SELF-PORTRAIT
Tom Murphy has decided on suicide. He has chosen his thirty-third birthday as the occasion of his death, and as a final gesture of his premeditation, he is completing a portrait of himself. While methodically continuing at his work, he is beset by the memory images of the people who have been the most significant within his life: his mother and deceased father, his ex-wife and her parents, all of whom he ignores. As each of these individuals adds to an opening fugue of inter related monologues, Tom’s father, a former carpenter who had suffered a mental breakdown, emerges as dominated presence within the mix of voices until Alena, Tom’s ex-lover, enters in an attempt to surprise him on his birthday.
Alena’s presence disperses the memories and the suicide. She serves as a focal point for Tom’s survival. Through an effort at reestablishing his relationship with her, Tom gains an external purpose which he feels as life giving. He is also, however, haunted by past. Throughout the afternoon, he drifts into reliving a series of inter actions from the past which have served to characterize his previous relationships. During the series of confrontations, the portrait of Tom’s character is dramatically represented, and the deepest secrets of his self image, as it has been imposed upon him, are clearly represented.

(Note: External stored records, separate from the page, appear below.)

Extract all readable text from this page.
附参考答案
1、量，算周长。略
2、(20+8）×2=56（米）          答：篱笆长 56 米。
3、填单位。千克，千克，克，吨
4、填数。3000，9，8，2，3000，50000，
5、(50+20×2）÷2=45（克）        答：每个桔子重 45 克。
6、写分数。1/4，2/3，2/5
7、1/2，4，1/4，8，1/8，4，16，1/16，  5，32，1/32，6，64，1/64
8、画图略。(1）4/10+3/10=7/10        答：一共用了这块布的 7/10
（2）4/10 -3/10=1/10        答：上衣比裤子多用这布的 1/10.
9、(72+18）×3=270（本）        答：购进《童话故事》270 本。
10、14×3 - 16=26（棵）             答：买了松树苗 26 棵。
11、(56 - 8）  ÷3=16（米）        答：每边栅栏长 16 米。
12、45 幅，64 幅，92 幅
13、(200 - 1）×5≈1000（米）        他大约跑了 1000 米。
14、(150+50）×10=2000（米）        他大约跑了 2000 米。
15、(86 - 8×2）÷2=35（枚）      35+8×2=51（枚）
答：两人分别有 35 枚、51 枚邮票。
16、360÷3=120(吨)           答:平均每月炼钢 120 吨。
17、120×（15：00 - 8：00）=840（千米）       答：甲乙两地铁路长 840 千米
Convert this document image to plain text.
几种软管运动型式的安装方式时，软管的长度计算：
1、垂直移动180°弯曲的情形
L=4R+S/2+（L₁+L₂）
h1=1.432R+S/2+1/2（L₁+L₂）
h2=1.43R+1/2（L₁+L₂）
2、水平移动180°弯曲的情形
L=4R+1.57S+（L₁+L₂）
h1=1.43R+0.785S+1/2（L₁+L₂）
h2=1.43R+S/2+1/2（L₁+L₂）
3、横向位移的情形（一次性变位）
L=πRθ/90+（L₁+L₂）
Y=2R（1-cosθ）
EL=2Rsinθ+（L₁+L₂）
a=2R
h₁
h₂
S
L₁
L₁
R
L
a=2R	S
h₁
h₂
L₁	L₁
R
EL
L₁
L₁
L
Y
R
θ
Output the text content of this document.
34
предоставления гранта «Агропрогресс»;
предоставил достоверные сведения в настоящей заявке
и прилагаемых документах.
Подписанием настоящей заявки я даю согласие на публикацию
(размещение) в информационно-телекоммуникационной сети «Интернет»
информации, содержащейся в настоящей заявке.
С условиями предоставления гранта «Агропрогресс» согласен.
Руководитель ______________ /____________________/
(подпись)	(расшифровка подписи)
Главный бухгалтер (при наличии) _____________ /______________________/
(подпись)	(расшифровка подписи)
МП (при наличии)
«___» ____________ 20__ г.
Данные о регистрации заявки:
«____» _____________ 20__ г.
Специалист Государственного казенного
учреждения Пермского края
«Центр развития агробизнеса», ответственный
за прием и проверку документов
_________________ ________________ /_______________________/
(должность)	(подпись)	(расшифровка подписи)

While succeeding in his seduction of Alens, following the disclosure that it was a result of exposure to one of Tom’s childhood illness that the circumstances which led to his father’s breakdown had begun, Ruth, Tom’s ex-wife accompanies a choreographic scene of love making on the piano and explains how Tom’s apparent strength of character had led to the disillusion of their marriage. Then, being forced to allow Alena to leave him in order to return to her home with the older man whose support and affection she has accepted. Tom is overwhelmed by an onslaught of all the persons with whom he has had important relationships. To put a stop to this relentless assault, Tom struggles to take hold of the gun he had hidden upon Alena’s arrival, then, making a self-assertive, self-affirming decision, destroys the painting. Tom then approaches the audience as a free self-defined individual.